Working with layouts

Cable routing

When to turn on cable routing, what it places, and what to expect for run time and cable BoM.

Cable routing is a single switch in the Inspector — Calculate AC cable trench. When it's on (and your plan allows it), SolarLayout places DC string cables, AC home-run cables to ICRs, and the shared AC trench corridor, and reports the cable bill of materials in the PDF and CSV exports. When it's off, no cables are drawn and generation is faster.

When to turn it on

Turn Calculate AC cable trench on when:

  • You're producing a BoQ or BoM that needs cable lengths.
  • You want the PDF report's cable section populated.
  • You're comparing plant designs where cable cost matters.

Leave it off when:

  • You only need capacity and energy yield numbers (first-look estimates, parcel screening, early-stage BD work).
  • You want the fastest possible generation. Cable routing adds meaningful compute time, especially on large multi-plot projects.

Where to find the switch

The switch is in the Inspector → Plant Layout tab, under the Site section, labelled Calculate AC cable trench. On Free plans this row shows a "Pro" chip and the switch is disabled — cable routing is a Pro-plan feature.

Change the switch before clicking Generate layout. Changing it after a layout has been generated doesn't re-route the cables for that result — you need to click Generate layout again.

What gets placed when it's on

With Calculate AC cable trench on, the layout includes:

  • DC string cables from each string of modules to its assigned inverter.
  • AC home-run cables from each string inverter (or central inverter SMB) to its ICR.
  • The AC trench corridor — a single shared trench / cable-tray path through the plant, computed as a minimum spanning tree over the inverter and ICR positions. This is what the EPC civils team digs once.

The PDF report's cable section lists:

  • Total DC cable — sum of per-string copper lengths.
  • Total AC cable (copper BoM) — sum of per-inverter home-run copper, what your procurement team orders.
  • AC trench length — the physical corridor length; usually considerably shorter than total AC copper because the corridor is shared.

CSV exports include the per-cable detail you need to load into a BoQ spreadsheet.

What it costs in run time

Cable routing adds compute time on top of the layout placement step. On a typical 50 MWp single-plot project, expect a few minutes of additional generation time compared with the no-cable run. On large multi-plot projects, it scales with plot count and table density.

If you're iterating on table parameters (tilt, GCR, table size) and only care about capacity, leave the switch off — you'll iterate much faster. Turn it on for the final pass once the layout shape is settled.

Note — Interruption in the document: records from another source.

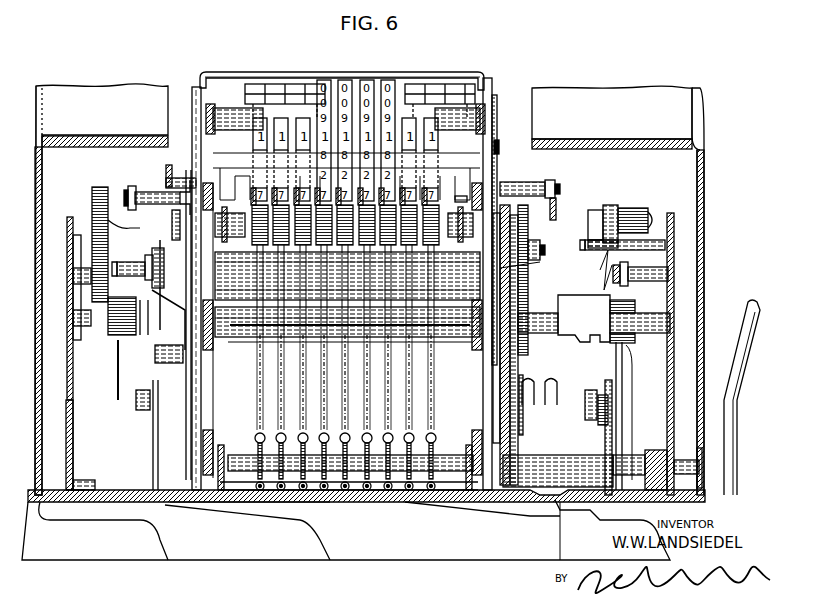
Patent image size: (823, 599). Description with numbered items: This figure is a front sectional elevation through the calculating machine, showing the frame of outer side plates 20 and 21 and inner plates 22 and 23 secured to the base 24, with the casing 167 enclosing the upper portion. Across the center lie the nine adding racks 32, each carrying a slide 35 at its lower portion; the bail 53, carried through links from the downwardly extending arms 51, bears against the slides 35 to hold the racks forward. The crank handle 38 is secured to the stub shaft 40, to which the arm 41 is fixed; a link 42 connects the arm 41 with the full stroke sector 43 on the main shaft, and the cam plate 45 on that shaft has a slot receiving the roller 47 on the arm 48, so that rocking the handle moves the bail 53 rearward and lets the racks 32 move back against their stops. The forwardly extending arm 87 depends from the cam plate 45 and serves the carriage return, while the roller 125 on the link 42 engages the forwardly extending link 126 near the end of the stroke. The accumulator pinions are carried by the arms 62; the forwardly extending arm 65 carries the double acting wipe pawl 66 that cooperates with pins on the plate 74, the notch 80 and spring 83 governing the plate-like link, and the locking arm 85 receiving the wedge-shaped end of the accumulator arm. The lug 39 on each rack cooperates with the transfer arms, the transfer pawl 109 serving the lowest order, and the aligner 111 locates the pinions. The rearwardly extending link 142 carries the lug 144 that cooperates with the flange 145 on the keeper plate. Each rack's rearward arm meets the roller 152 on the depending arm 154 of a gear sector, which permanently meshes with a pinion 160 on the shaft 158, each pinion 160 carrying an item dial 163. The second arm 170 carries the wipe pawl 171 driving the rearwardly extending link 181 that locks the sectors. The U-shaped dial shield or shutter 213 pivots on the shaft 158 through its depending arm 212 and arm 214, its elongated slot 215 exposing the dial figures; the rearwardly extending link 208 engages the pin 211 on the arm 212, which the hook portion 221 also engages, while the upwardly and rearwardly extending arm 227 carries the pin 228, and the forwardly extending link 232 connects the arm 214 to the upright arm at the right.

The outer side plate 20 is at (70, 445).
The outer side plate 21 is at (674, 228).
The inner plate 22 is at (208, 120).
The inner plate 23 is at (488, 110).
The base 24 is at (265, 555).
The adding rack 32 is at (420, 346).
The slide 35 is at (420, 478).
The crank handle 38 is at (758, 335).
The lug 39 is at (520, 262).
The stub shaft 40 is at (545, 505).
The arm 41 is at (612, 440).
The link 42 is at (605, 355).
The full stroke sector 43 is at (607, 210).
The cam plate 45 is at (510, 240).
The roller 47 is at (548, 270).
The arm 48 is at (505, 228).
The downwardly extending arm 51 is at (222, 440).
The bail 53 is at (452, 462).
The arm 62 is at (245, 210).
The forwardly extending arm 65 is at (250, 350).
The double acting wipe pawl 66 is at (165, 250).
The plate 74 is at (182, 365).
The notch 80 is at (430, 205).
The spring 83 is at (172, 218).
The locking arm 85 is at (188, 185).
The forwardly extending arm 87 is at (538, 395).
The transfer pawl 109 is at (498, 258).
The aligner 111 is at (440, 125).
The roller 125 is at (625, 208).
The forwardly extending link 126 is at (640, 275).
The rearwardly extending link 142 is at (72, 278).
The lug 144 is at (118, 350).
The flange 145 is at (96, 202).
The roller 152 is at (435, 380).
The depending arm 154 is at (265, 345).
The shaft 158 is at (500, 145).
The pinion 160 is at (258, 126).
The item dial 163 is at (376, 82).
The casing 167 is at (635, 105).
The second arm 170 is at (140, 388).
The wipe pawl 171 is at (158, 410).
The rearwardly extending link 181 is at (152, 348).
The rearwardly extending link 208 is at (108, 220).
The pin 211 is at (148, 192).
The depending arm 212 is at (192, 130).
The dial shield or shutter 213 is at (232, 76).
The arm 214 is at (497, 115).
The elongated slot 215 is at (308, 82).
The hook portion 221 is at (168, 168).
The upwardly and rearwardly extending arm 227 is at (160, 258).
The pin 228 is at (118, 268).
The forwardly extending link 232 is at (555, 210).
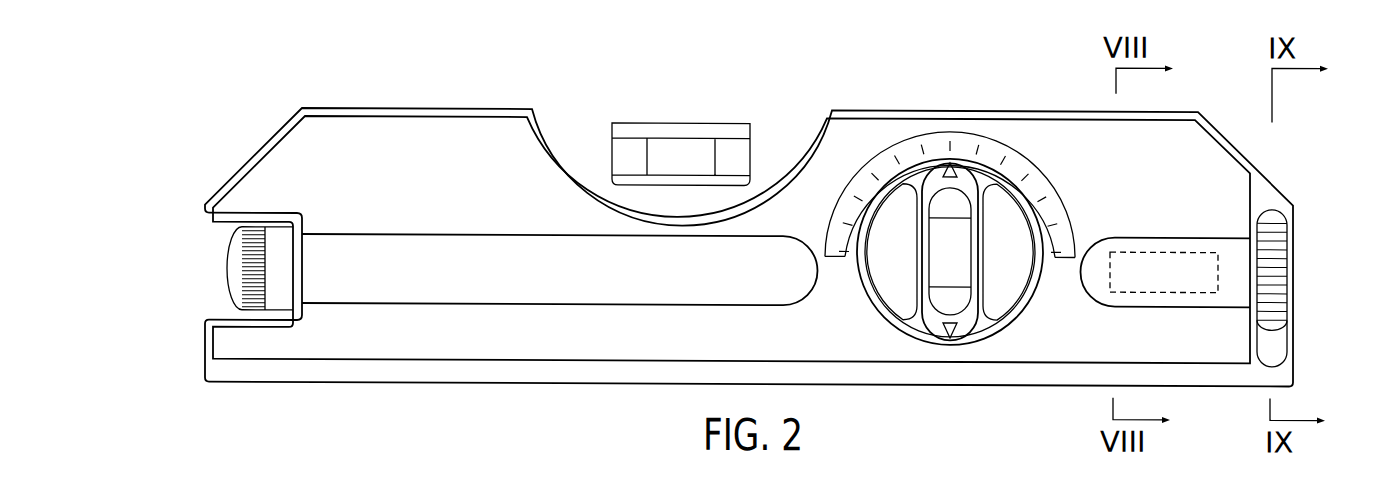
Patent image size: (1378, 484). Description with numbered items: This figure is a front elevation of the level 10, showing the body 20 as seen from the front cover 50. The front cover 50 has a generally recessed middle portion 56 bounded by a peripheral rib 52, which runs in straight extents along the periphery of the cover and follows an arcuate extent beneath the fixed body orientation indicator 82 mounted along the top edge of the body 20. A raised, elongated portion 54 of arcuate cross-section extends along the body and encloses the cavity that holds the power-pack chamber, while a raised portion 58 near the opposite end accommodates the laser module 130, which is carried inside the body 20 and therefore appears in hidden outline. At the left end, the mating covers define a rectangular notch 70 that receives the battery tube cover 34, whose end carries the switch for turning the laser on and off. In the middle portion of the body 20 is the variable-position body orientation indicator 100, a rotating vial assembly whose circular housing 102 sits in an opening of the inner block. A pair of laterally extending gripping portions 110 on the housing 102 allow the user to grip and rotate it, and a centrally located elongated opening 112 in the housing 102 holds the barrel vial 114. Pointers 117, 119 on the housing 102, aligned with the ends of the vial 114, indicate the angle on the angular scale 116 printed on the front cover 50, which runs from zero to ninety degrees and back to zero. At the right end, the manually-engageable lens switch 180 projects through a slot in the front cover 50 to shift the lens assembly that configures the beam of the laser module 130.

The level 10 is at (268, 109).
The body 20 is at (401, 107).
The battery tube cover 34 is at (278, 278).
The front cover 50 is at (293, 175).
The peripheral rib 52 is at (506, 110).
The raised elongated portion 54 is at (395, 278).
The recessed middle portion 56 is at (1200, 199).
The raised portion 58 is at (1223, 251).
The rectangular notch 70 is at (221, 220).
The fixed body orientation indicator 82 is at (706, 123).
The variable-position body orientation indicator 100 is at (915, 164).
The circular housing 102 is at (916, 320).
The gripping portions 110 is at (915, 258).
The elongated opening 112 is at (975, 216).
The barrel vial 114 is at (948, 197).
The angular scale 116 is at (1033, 167).
The pointer/indicator 117 is at (960, 344).
The pointer/indicator 119 is at (953, 162).
The laser module 130 is at (1162, 288).
The manually-engageable lens switch 180 is at (1274, 238).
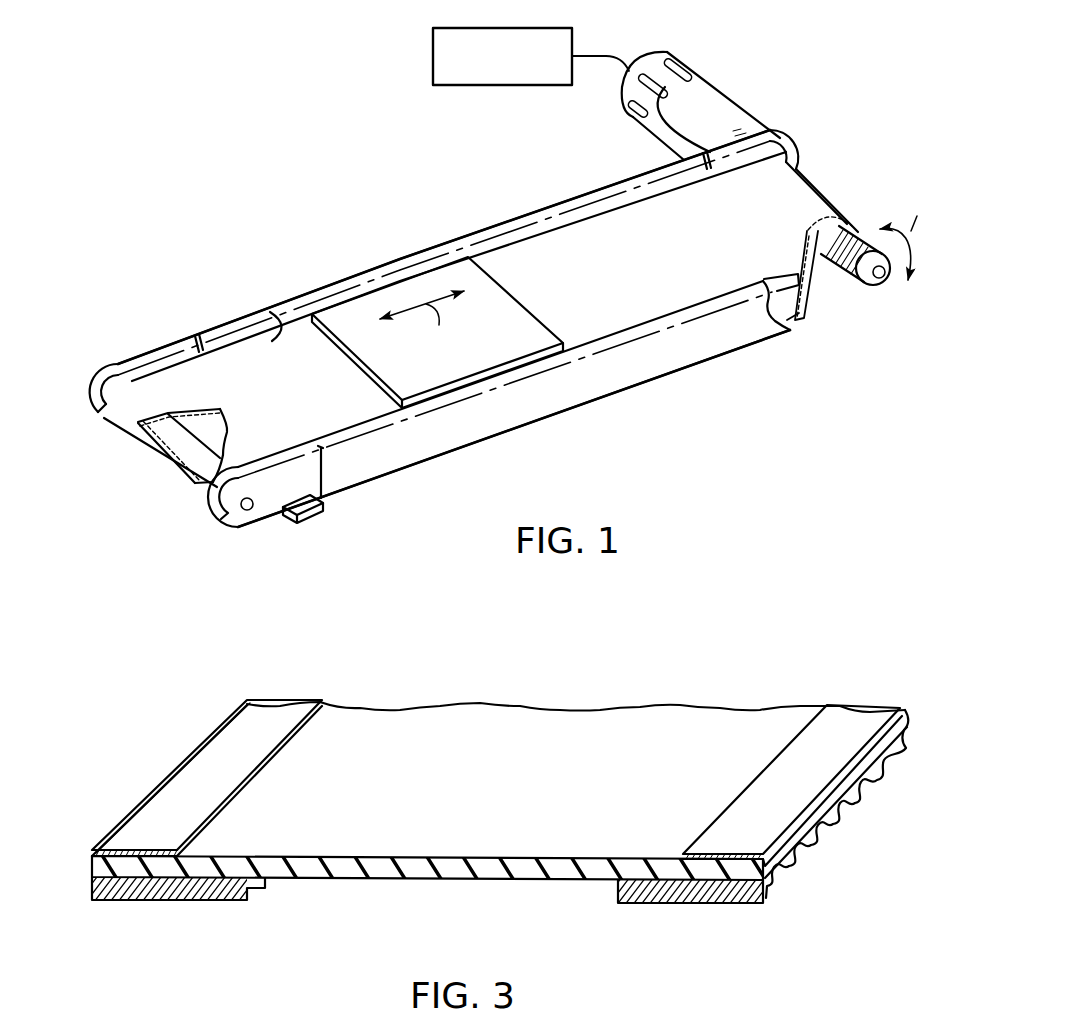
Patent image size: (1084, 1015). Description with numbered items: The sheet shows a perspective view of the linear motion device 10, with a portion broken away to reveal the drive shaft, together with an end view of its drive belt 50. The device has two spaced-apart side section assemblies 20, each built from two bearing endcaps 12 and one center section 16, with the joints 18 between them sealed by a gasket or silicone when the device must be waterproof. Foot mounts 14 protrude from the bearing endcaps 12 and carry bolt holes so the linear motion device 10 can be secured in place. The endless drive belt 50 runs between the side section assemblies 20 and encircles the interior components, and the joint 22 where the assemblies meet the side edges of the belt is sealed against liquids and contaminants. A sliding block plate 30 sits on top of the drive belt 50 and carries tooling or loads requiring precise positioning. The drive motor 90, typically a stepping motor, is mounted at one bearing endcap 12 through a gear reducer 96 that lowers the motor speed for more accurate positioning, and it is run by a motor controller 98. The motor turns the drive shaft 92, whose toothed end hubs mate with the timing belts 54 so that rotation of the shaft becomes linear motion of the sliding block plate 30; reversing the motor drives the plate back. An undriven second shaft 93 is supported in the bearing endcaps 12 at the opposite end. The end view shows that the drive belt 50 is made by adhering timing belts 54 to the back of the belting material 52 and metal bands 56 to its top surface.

In FIG. 1, the linear motion device 10 is at (255, 196).
In FIG. 1, the bearing endcap 12 is at (98, 371).
In FIG. 1, the foot mount 14 is at (316, 517).
In FIG. 1, the center section 16 is at (592, 194).
In FIG. 1, the joint 18 is at (201, 333).
In FIG. 1, the side section assembly 20 is at (461, 237).
In FIG. 1, the joint 22 is at (281, 311).
In FIG. 1, the sliding block plate 30 is at (515, 292).
In FIG. 1, the drive belt 50 is at (697, 262).
In FIG. 3, the drive belt 50 is at (386, 917).
In FIG. 3, the belting material 52 is at (476, 811).
In FIG. 3, the timing belt 54 is at (195, 900).
In FIG. 3, the metal band 56 is at (205, 778).
In FIG. 1, the drive motor 90 is at (681, 58).
In FIG. 1, the drive shaft 92 is at (860, 281).
In FIG. 1, the second shaft 93 is at (176, 455).
In FIG. 1, the gear reducer 96 is at (727, 92).
In FIG. 1, the motor controller 98 is at (433, 56).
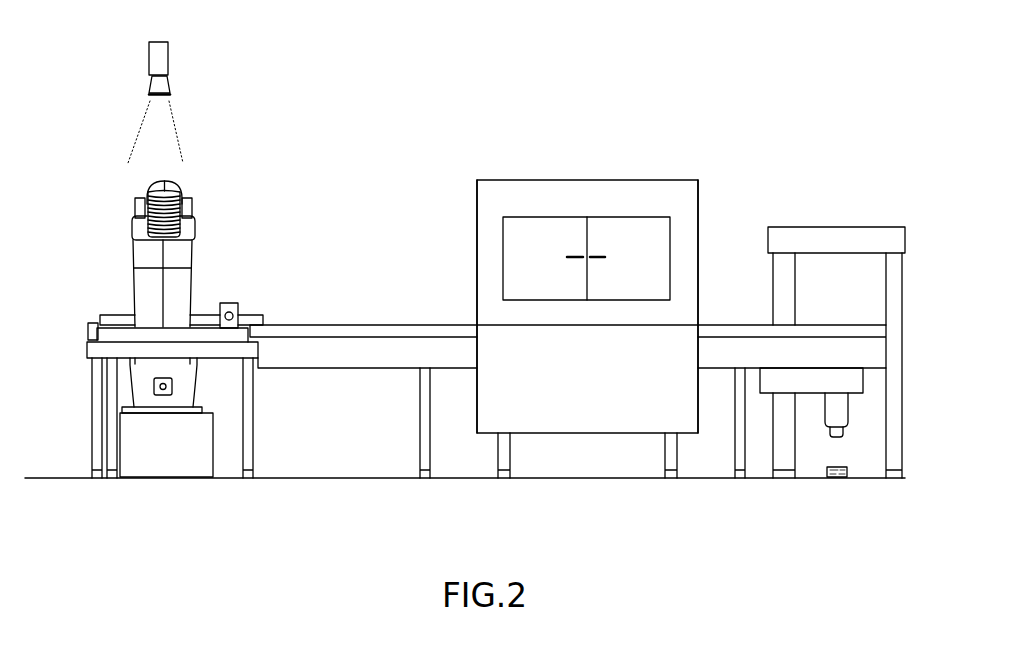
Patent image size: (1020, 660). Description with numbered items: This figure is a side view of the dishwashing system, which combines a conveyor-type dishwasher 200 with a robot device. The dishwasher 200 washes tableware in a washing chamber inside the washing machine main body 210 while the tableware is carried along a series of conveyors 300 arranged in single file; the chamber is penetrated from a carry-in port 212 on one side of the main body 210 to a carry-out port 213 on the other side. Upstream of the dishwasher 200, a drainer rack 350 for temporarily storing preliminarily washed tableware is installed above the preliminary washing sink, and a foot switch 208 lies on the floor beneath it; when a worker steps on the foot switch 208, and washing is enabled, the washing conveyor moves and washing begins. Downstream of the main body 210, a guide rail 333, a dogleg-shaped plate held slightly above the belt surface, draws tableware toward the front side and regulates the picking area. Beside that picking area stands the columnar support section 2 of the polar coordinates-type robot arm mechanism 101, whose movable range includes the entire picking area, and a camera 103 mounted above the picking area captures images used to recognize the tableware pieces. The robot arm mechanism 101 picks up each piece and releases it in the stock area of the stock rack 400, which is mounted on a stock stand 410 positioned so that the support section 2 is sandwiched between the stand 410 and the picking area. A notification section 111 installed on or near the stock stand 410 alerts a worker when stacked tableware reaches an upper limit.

The columnar support section 2 is at (135, 296).
The robot arm mechanism 101 is at (195, 193).
The camera 103 is at (168, 54).
The notification section 111 is at (233, 303).
The conveyor-type dishwasher 200 is at (588, 293).
The foot switch 208 is at (827, 478).
The washing machine main body 210 is at (632, 182).
The carry-in port 212 is at (698, 223).
The carry-out port 213 is at (477, 215).
The series of conveyors 300 is at (440, 318).
The guide rail 333 is at (255, 312).
The drainer rack 350 is at (833, 226).
The stock rack 400 is at (102, 322).
The stock stand 410 is at (254, 402).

What gets placed when it's off

With Calculate AC cable trench off, the layout still includes:

  • Module tables.
  • ICRs.
  • String inverters (in string-inverter mode) or central inverter positions (in central mode).
  • Lightning arresters.
  • Perimeter road and setbacks.

The PDF report's cable section reads Cable routing skipped and the cable BoM rows are empty. You can re-run the project with the switch on later — the previous result stays on file under the Inspector's Runs list.

Multi-plot warning

On multi-plot projects with Calculate AC cable trench on, the Inspector shows a small pre-flight notice. Cable routing is plot-local — each plot's cable trench is computed independently within that plot's boundary. There's no inter-plot trench in v0.1. If your civil design needs a shared inter-plot corridor, you'll need to add that on top of what SolarLayout produces.